Setting aside that my handicap is 29, and that the other three in the championship round had to give me anywhere from 15 to 25 strokes, this is still somewhat remarkable. I beat my own average for the summer by six strokes.

But the amazing thing is that I play golf at all, because I have no athletic inclination whatsoever. I’m the guy that got picked last all through elementary school, in that cruel playground ritual where bookish kids have no value. My parent signed me up for Little League, long before anyone ever thought that everyone should get a chance to play. I sat on the bench for an entire season, and never played a single inning.

In high school a P.E. teacher once threatened a group of guys and told them if they didn’t shape up he would put me on their team. In college I got my only C in a P. E. class for not being able to do enough chin ups. I had to take an activity class at the University of Tennessee, so I signed up for beginning swimming, even though I had a senior lifeguard certificate at the time.

I am by nature a risk taker, but when it comes to athletics, no risks or team sports for me. I raised three sons, and not a jock in the lot of them. A designer, a photographer and a musician: plenty of risks and lots of solitude. We play games with words, and we’re very good at it.

But ten years ago I signed up for a golf class, because my dad loved the game and I loved him. It was to be a way to spend time with him, but it wasn’t then and isn’t now a passion.

Seven years ago, in early August, we played nine holes together at Hickory Hills in Jackson on a hot, sticky afternoon. I came within a few strokes of him, a rare accomplishment in its own right although he was clearly off his game and very tired. It was the last time we would spend together alone. He returned home to Florida and died of a heart attack three weeks later, just about this time of year.

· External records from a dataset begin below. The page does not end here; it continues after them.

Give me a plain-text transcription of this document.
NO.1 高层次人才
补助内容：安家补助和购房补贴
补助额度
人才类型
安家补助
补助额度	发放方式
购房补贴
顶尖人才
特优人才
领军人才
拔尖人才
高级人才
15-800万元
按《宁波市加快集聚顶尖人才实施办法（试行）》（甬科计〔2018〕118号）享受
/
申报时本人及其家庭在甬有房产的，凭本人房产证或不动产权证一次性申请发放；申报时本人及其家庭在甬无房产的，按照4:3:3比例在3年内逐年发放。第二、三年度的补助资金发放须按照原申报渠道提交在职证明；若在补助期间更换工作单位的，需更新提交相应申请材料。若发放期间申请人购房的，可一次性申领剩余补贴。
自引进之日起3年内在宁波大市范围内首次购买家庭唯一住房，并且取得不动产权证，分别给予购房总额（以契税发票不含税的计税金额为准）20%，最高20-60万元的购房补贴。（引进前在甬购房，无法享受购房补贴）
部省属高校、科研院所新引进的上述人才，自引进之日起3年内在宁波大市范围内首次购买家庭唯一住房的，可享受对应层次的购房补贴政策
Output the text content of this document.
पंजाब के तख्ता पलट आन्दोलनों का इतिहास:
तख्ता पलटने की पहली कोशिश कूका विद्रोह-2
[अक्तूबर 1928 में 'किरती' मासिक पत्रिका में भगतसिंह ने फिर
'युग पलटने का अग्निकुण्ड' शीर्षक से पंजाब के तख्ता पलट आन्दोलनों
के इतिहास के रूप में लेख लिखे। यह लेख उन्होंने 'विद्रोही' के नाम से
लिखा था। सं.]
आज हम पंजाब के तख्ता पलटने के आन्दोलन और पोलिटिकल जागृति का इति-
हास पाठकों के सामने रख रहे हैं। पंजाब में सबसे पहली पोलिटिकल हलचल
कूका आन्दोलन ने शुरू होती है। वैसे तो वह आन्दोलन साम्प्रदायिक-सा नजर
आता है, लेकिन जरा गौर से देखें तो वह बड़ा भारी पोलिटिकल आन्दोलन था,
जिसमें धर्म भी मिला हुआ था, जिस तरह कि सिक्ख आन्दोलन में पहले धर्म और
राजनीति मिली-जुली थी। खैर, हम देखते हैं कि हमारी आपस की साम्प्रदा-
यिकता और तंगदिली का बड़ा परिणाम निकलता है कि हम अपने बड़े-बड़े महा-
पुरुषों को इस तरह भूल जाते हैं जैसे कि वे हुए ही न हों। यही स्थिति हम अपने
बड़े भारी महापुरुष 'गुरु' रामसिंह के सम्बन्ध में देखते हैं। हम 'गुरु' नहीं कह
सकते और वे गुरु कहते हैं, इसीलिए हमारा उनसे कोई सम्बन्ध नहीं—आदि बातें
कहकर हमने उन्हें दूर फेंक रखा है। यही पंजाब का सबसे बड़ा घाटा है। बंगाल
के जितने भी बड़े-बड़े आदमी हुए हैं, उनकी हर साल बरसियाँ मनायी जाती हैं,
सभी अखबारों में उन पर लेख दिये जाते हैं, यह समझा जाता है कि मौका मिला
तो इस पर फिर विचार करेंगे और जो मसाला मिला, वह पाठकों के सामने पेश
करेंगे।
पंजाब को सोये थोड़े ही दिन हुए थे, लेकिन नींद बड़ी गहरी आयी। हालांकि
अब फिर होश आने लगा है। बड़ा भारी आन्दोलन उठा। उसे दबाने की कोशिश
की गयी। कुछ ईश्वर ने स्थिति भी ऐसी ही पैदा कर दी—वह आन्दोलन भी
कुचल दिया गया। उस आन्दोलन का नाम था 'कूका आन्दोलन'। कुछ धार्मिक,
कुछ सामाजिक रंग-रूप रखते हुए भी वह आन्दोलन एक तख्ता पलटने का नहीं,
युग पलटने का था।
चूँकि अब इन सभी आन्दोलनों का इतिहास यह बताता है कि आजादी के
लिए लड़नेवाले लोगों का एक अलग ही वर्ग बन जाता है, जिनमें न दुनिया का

I don’t know why I kept playing. I like the discipline of having to relax to do well, but it is a difficult one for me to master. I need the exercise, and always walk. And the 16 guys who make up my league, none of whom I know in any other context, are remarkably gracious, considering how poorly I play.

They offer suggestions and encouragement, and only laugh out loud when I go in the same water hazard three times in a row. There are jokes about me, of course, but slightly out of range, while I’m looking for my ball in the tall grass. In some ways it still feels like the playground in forth grade, only with grown ups.

But I seldom think of Dad when I play. He never laughed at me at all, and once introduced me as a poet, one of the proudest moments of my life. I didn’t have to win anything to be loved by him.

He would have been proud though, and when I pulled out of the parking lot Thursday I began to cry. I wanted so much to call him. He would have laughed with me, and rejoiced in the irony of it. And he would have told me to keep my head down and to follow through, not just in golf, but in everything.

I know what he would have said. I so desperately needed to hear him say it. Even now, a day later, my grief is palatable and immense. I have no ashes to spread on the field of my accomplishment.

But I have this to say: Treasure those moments you share with those you love, even on a hot, sticky afternoon doing something you’re not very good at.

It is good to be loved and better to embrace it. Everything else is just a game.